Opiate clinic will serve local needs (Continued coverage in photos)



The break of dawn has some north country residents driving over an hour to a clinic for a single shot before driving back to work. Some need that shot seven days a week and others have been forced to bring their young children, because before Monday, the closest opiate clinic to offer medication-assisted treatment was in Syracuse.

There is new hope for substance abuse patients in the north.

Credo Community Center has begun an outpatient clinic that will offer the full range of medical treatment for opioid addiction, with the assistance and support of the New York State Office of Alcohol and Substance Abuse Services. The clinic is sanctioned to treat up to 100 patients, and is anticipating 60 to 75 of those places to be filled in the first six months.
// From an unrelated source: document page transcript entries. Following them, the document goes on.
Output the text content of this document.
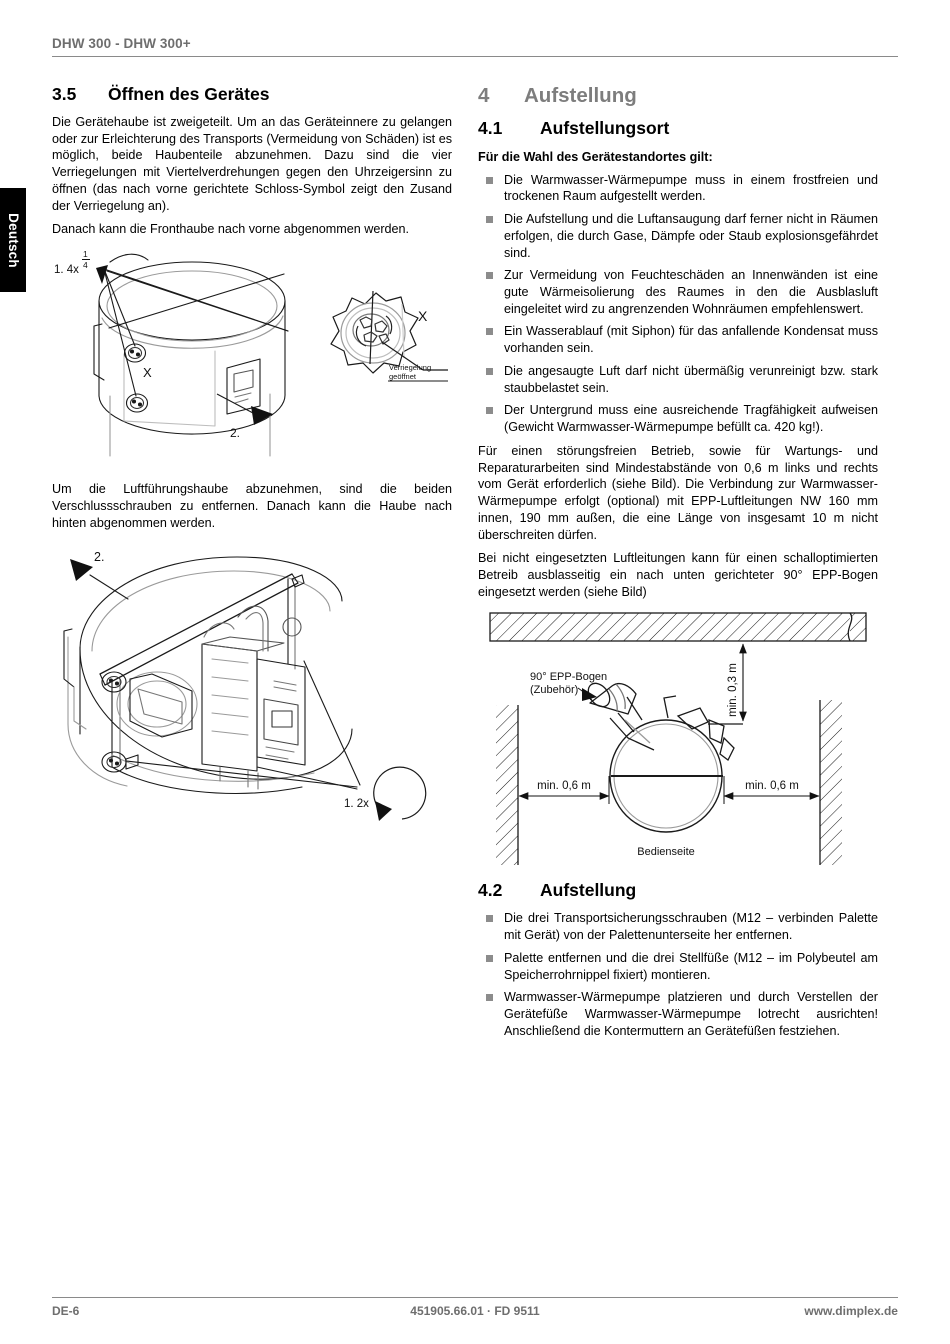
Deutsch
DHW 300 - DHW 300+
3.5	Öffnen des Gerätes

Die Gerätehaube ist zweigeteilt. Um an das Geräteinnere zu gelangen oder zur Erleichterung des Transports (Vermeidung von Schäden) ist es möglich, beide Haubenteile abzunehmen. Dazu sind die vier Verriegelungen mit Viertelverdrehungen gegen den Uhrzeigersinn zu öffnen (das nach vorne gerichtete Schloss-Symbol zeigt den Zusand der Verriegelung an).

Danach kann die Fronthaube nach vorne abgenommen werden.

1. 4x
1
4
X
2.
X
Verriegelung
geöffnet

Um die Luftführungshaube abzunehmen, sind die beiden Verschlussschrauben zu entfernen. Danach kann die Haube nach hinten abgenommen werden.

2.
1. 2x
4	Aufstellung
4.1	Aufstellungsort
Für die Wahl des Gerätestandortes gilt:
Die Warmwasser-Wärmepumpe muss in einem frostfreien und trockenen Raum aufgestellt werden.
Die Aufstellung und die Luftansaugung darf ferner nicht in Räumen erfolgen, die durch Gase, Dämpfe oder Staub explosionsgefährdet sind.
Zur Vermeidung von Feuchteschäden an Innenwänden ist eine gute Wärmeisolierung des Raumes in den die Ausblasluft eingeleitet wird zu angrenzenden Wohnräumen empfehlenswert.
Ein Wasserablauf (mit Siphon) für das anfallende Kondensat muss vorhanden sein.
Die angesaugte Luft darf nicht übermäßig verunreinigt bzw. stark staubbelastet sein.
Der Untergrund muss eine ausreichende Tragfähigkeit aufweisen (Gewicht Warmwasser-Wärmepumpe befüllt ca. 420 kg!).

Für einen störungsfreien Betrieb, sowie für Wartungs- und Reparaturarbeiten sind Mindestabstände von 0,6 m links und rechts vom Gerät erforderlich (siehe Bild). Die Verbindung zur Warmwasser-Wärmepumpe erfolgt (optional) mit EPP-Luftleitungen NW 160 mm innen, 190 mm außen, die eine Länge von insgesamt 10 m nicht überschreiten dürfen.

Bei nicht eingesetzten Luftleitungen kann für einen schalloptimierten Betreib ausblasseitig ein nach unten gerichteter 90° EPP-Bogen eingesetzt werden (siehe Bild)

min. 0,3 m
min. 0,6 m	min. 0,6 m
90° EPP-Bogen
(Zubehör)
Bedienseite
4.2	Aufstellung
Die drei Transportsicherungsschrauben (M12 – verbinden Palette mit Gerät) von der Palettenunterseite her entfernen.
Palette entfernen und die drei Stellfüße (M12 – im Polybeutel am Speicherrohrnippel fixiert) montieren.
Warmwasser-Wärmepumpe platzieren und durch Verstellen der Gerätefüße Warmwasser-Wärmepumpe lotrecht ausrichten! Anschließend die Kontermuttern an Gerätefüßen festziehen.
DE-6	451905.66.01 · FD 9511	www.dimplex.de
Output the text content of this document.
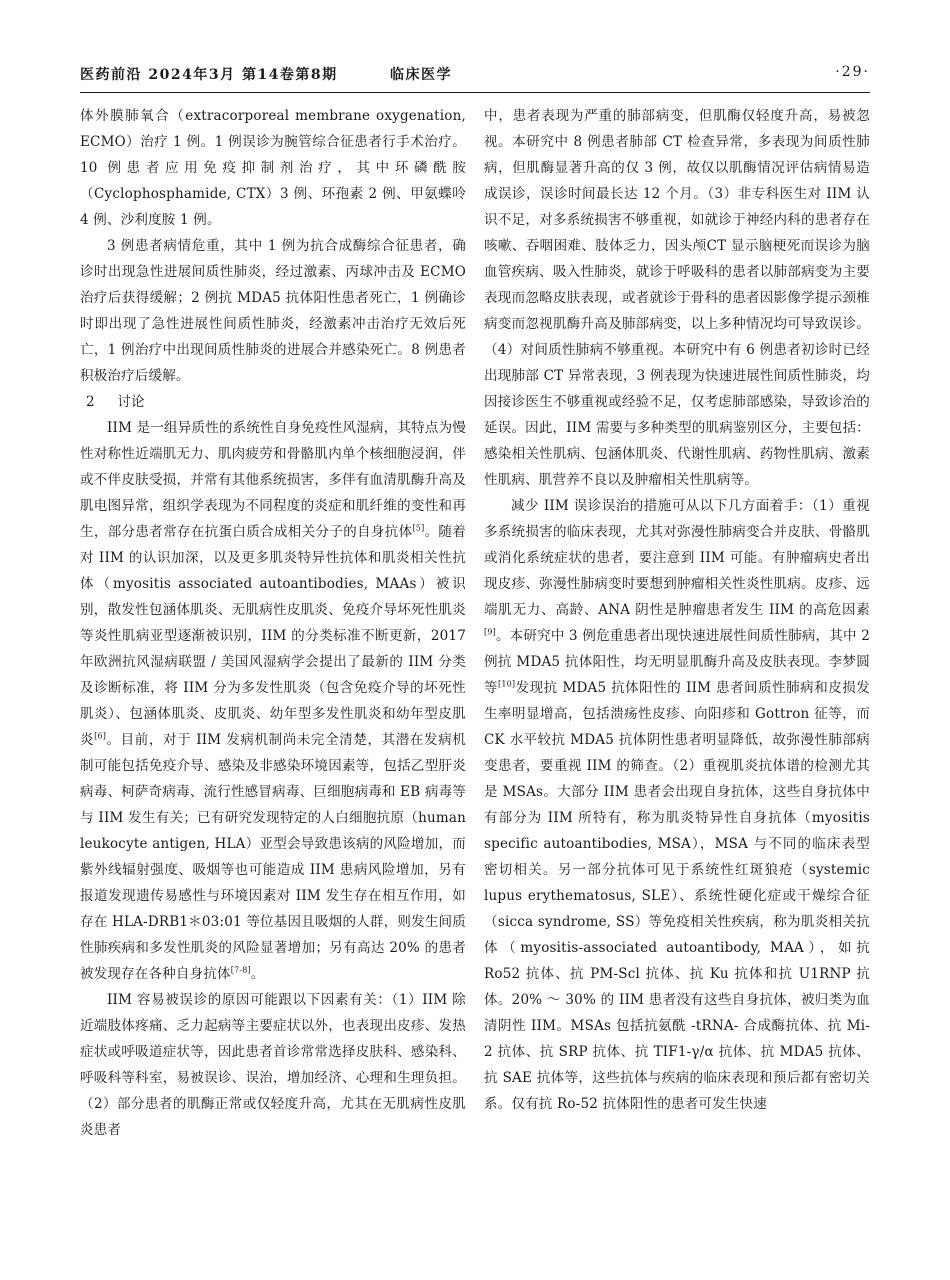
医药前沿 2024年3月 第14卷第8期	临床医学	·29·

体外膜肺氧合（extracorporeal membrane oxygenation, ECMO）治疗 1 例。1 例误诊为腕管综合征患者行手术治疗。10 例患者应用免疫抑制剂治疗，其中环磷酰胺（Cyclophosphamide, CTX）3 例、环孢素 2 例、甲氨蝶呤 4 例、沙利度胺 1 例。

3 例患者病情危重，其中 1 例为抗合成酶综合征患者，确诊时出现急性进展间质性肺炎，经过激素、丙球冲击及 ECMO 治疗后获得缓解；2 例抗 MDA5 抗体阳性患者死亡，1 例确诊时即出现了急性进展性间质性肺炎，经激素冲击治疗无效后死亡，1 例治疗中出现间质性肺炎的进展合并感染死亡。8 例患者积极治疗后缓解。

2 讨论

IIM 是一组异质性的系统性自身免疫性风湿病，其特点为慢性对称性近端肌无力、肌肉疲劳和骨骼肌内单个核细胞浸润，伴或不伴皮肤受损，并常有其他系统损害，多伴有血清肌酶升高及肌电图异常，组织学表现为不同程度的炎症和肌纤维的变性和再生，部分患者常存在抗蛋白质合成相关分子的自身抗体[5]。随着对 IIM 的认识加深，以及更多肌炎特异性抗体和肌炎相关性抗体（myositis associated autoantibodies, MAAs）被识别，散发性包涵体肌炎、无肌病性皮肌炎、免疫介导坏死性肌炎等炎性肌病亚型逐渐被识别，IIM 的分类标准不断更新，2017 年欧洲抗风湿病联盟 / 美国风湿病学会提出了最新的 IIM 分类及诊断标准，将 IIM 分为多发性肌炎（包含免疫介导的坏死性肌炎）、包涵体肌炎、皮肌炎、幼年型多发性肌炎和幼年型皮肌炎[6]。目前，对于 IIM 发病机制尚未完全清楚，其潜在发病机制可能包括免疫介导、感染及非感染环境因素等，包括乙型肝炎病毒、柯萨奇病毒、流行性感冒病毒、巨细胞病毒和 EB 病毒等与 IIM 发生有关；已有研究发现特定的人白细胞抗原（human leukocyte antigen, HLA）亚型会导致患该病的风险增加，而紫外线辐射强度、吸烟等也可能造成 IIM 患病风险增加，另有报道发现遗传易感性与环境因素对 IIM 发生存在相互作用，如存在 HLA-DRB1＊03:01 等位基因且吸烟的人群，则发生间质性肺疾病和多发性肌炎的风险显著增加；另有高达 20% 的患者被发现存在各种自身抗体[7-8]。

IIM 容易被误诊的原因可能跟以下因素有关：（1）IIM 除近端肢体疼痛、乏力起病等主要症状以外，也表现出皮疹、发热症状或呼吸道症状等，因此患者首诊常常选择皮肤科、感染科、呼吸科等科室，易被误诊、误治，增加经济、心理和生理负担。（2）部分患者的肌酶正常或仅轻度升高，尤其在无肌病性皮肌炎患者

中，患者表现为严重的肺部病变，但肌酶仅轻度升高，易被忽视。本研究中 8 例患者肺部 CT 检查异常，多表现为间质性肺病，但肌酶显著升高的仅 3 例，故仅以肌酶情况评估病情易造成误诊，误诊时间最长达 12 个月。（3）非专科医生对 IIM 认识不足，对多系统损害不够重视，如就诊于神经内科的患者存在咳嗽、吞咽困难、肢体乏力，因头颅CT 显示脑梗死而误诊为脑血管疾病、吸入性肺炎，就诊于呼吸科的患者以肺部病变为主要表现而忽略皮肤表现，或者就诊于骨科的患者因影像学提示颈椎病变而忽视肌酶升高及肺部病变，以上多种情况均可导致误诊。（4）对间质性肺病不够重视。本研究中有 6 例患者初诊时已经出现肺部 CT 异常表现，3 例表现为快速进展性间质性肺炎，均因接诊医生不够重视或经验不足，仅考虑肺部感染，导致诊治的延误。因此，IIM 需要与多种类型的肌病鉴别区分，主要包括：感染相关性肌病、包涵体肌炎、代谢性肌病、药物性肌病、激素性肌病、肌营养不良以及肿瘤相关性肌病等。

减少 IIM 误诊误治的措施可从以下几方面着手：（1）重视多系统损害的临床表现，尤其对弥漫性肺病变合并皮肤、骨骼肌或消化系统症状的患者，要注意到 IIM 可能。有肿瘤病史者出现皮疹、弥漫性肺病变时要想到肿瘤相关性炎性肌病。皮疹、远端肌无力、高龄、ANA 阴性是肿瘤患者发生 IIM 的高危因素[9]。本研究中 3 例危重患者出现快速进展性间质性肺病，其中 2 例抗 MDA5 抗体阳性，均无明显肌酶升高及皮肤表现。李梦圆等[10]发现抗 MDA5 抗体阳性的 IIM 患者间质性肺病和皮损发生率明显增高，包括溃疡性皮疹、向阳疹和 Gottron 征等，而 CK 水平较抗 MDA5 抗体阴性患者明显降低，故弥漫性肺部病变患者，要重视 IIM 的筛查。（2）重视肌炎抗体谱的检测尤其是 MSAs。大部分 IIM 患者会出现自身抗体，这些自身抗体中有部分为 IIM 所特有，称为肌炎特异性自身抗体（myositis specific autoantibodies, MSA），MSA 与不同的临床表型密切相关。另一部分抗体可见于系统性红斑狼疮（systemic lupus erythematosus, SLE）、系统性硬化症或干燥综合征（sicca syndrome, SS）等免疫相关性疾病，称为肌炎相关抗体（myositis-associated autoantibody, MAA），如抗 Ro52 抗体、抗 PM-Scl 抗体、抗 Ku 抗体和抗 U1RNP 抗体。20% ～ 30% 的 IIM 患者没有这些自身抗体，被归类为血清阴性 IIM。MSAs 包括抗氨酰 -tRNA- 合成酶抗体、抗 Mi-2 抗体、抗 SRP 抗体、抗 TIF1-γ/α 抗体、抗 MDA5 抗体、抗 SAE 抗体等，这些抗体与疾病的临床表现和预后都有密切关系。仅有抗 Ro-52 抗体阳性的患者可发生快速
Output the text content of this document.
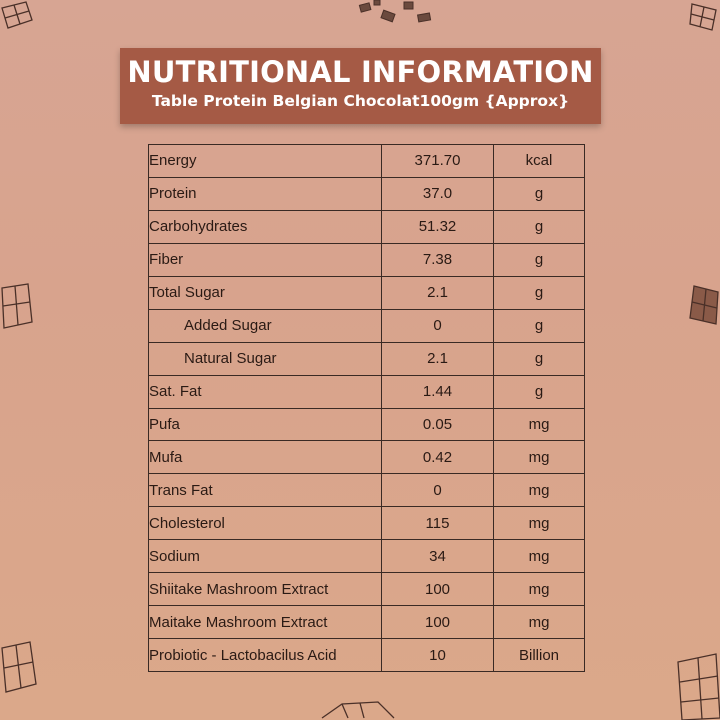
NUTRITIONAL INFORMATION
Table Protein Belgian Chocolat100gm {Approx}
Energy	371.70	kcal
Protein	37.0	g
Carbohydrates	51.32	g
Fiber	7.38	g
Total Sugar	2.1	g
Added Sugar	0	g
Natural Sugar	2.1	g
Sat. Fat	1.44	g
Pufa	0.05	mg
Mufa	0.42	mg
Trans Fat	0	mg
Cholesterol	115	mg
Sodium	34	mg
Shiitake Mashroom Extract	100	mg
Maitake Mashroom Extract	100	mg
Probiotic - Lactobacilus Acid	10	Billion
The office of Gov. Andrew M. Cuomo announced the program as a part of its initiative to increase medication-assisted treatment and to combat heroin and opioid abuse. NYS OASAS will provide Credo with more than $200,000 annually.

Credo Executive Director James P. Scordo said he and his staff saw the need in the community and felt a responsibility to fill it.

“So many addictions begin with an injury or surgery,” Mr. Scordo said. “When a person gets addicted to pain pills and the prescription stops, heroin is the cheaper option on the street.”

Credo’s new clinic is able to provide methadone, suboxone and vivitrol under the care of Dr. Daniel D. Pisaniello. According to Dr. Pisaniello, methadone and suboxone work by sitting on the same receptors in the brain as opiates like heroin do, satisfying drug cravings, while vivitrol blocks those receptors, making other drugs ineffective for around four weeks.

“One of the important things is not just (giving people medication) and sending them on their way,” said Vicki L. Wolfe, clinical director, who will start patients in individual support sessions, and then develop group sessions based on the client base and their needs.

“We want to teach them skills to prevent relapse, identify triggers, deal with the stress of life and cravings so that they are not the next obituary we are dealing with.”

“Some people think that if you ‘bring the service, you bring those people.’ That’s just not true. (Those with addictions) are already here. This has hit every community,” Mr. Scordo said. “This is an epidemic like we have never seen before.”

Mr. Scordo stresses that addiction is not a character flaw or a sign of a lack of moral fiber, though it has often been viewed as such. Science backs this up. Addictions are chronic relapsing diseases that, among other symptoms, alter the way our brains release chemical signals like serotonin and hormones like endorphins.

While there is no one “addiction gene” which dooms a person to substance abuse, scientists have been finding more and more genetic factors and variants that make a person more or less susceptible to the disease, much like Alzheimer’s and Type 2 Diabetes.

Studies, including research published in the Journal of Addictive Diseases and the Cochrane Database of Systematic Reviews, show that patients receiving methadone treatments were far more likely to stay in treatment, and less likely to relapse than their counterparts not receiving methadone doses or receiving placebo medication.

Substance abuse can blind-side families with no history of addiction. Mr. Scordo said family members are often totally thrown off by a loved one’s addiction and have no idea how to get help or treatment. Credo encourages family members and friends to get involved, attend treatment sessions and get trained to administer Narcan. Credo also offers free parent support groups.

Part of the new clinic is teaching patients the science behind addiction, how different drugs affect the brain, and making sure they understand how medications like methadone function.

“We would rather have them come to us if faced with the urge to relapse,” Dr. Pisaniello said. “So would their loved ones.”

Dr. Pisaniello said that when users get help stabilizing their lifestyles, there are fewer overdoses, less crime, less theft and burglary, less needle sharing, and fewer cases of diseases like HIV/AIDS and Hepatitis C.

Credo stresses the need for law enforcement involvement, prevention and education, and treatment in the fight against the opiate epidemic.

The city of Watertown is getting behind Credo’s efforts. Mr. Scordo reports zero opposition from local leaders, many of whom encourage the work. Jefferson County Sheriff Colleen M. O’Neill said her department can now offer vivitrol to individuals with opiate abuse problems as they leave the jail, and are in the process of identifying qualifying inmates. The Metro-Jefferson Drug Task Force is intent on cracking down on dealers over users of illegal drugs. The Department of Health is encouraging more physicians, even those working in traditional medical offices, to become certified to prescribe medically assisted treatment. Mr. Scordo supposes that just 10 years ago, they would not have received this kind of support.

“If we can prevent addiction, then great, but if not we are going to treat it,” Mr. Scordo said. “It’s going to take the community to get this epidemic to turn.”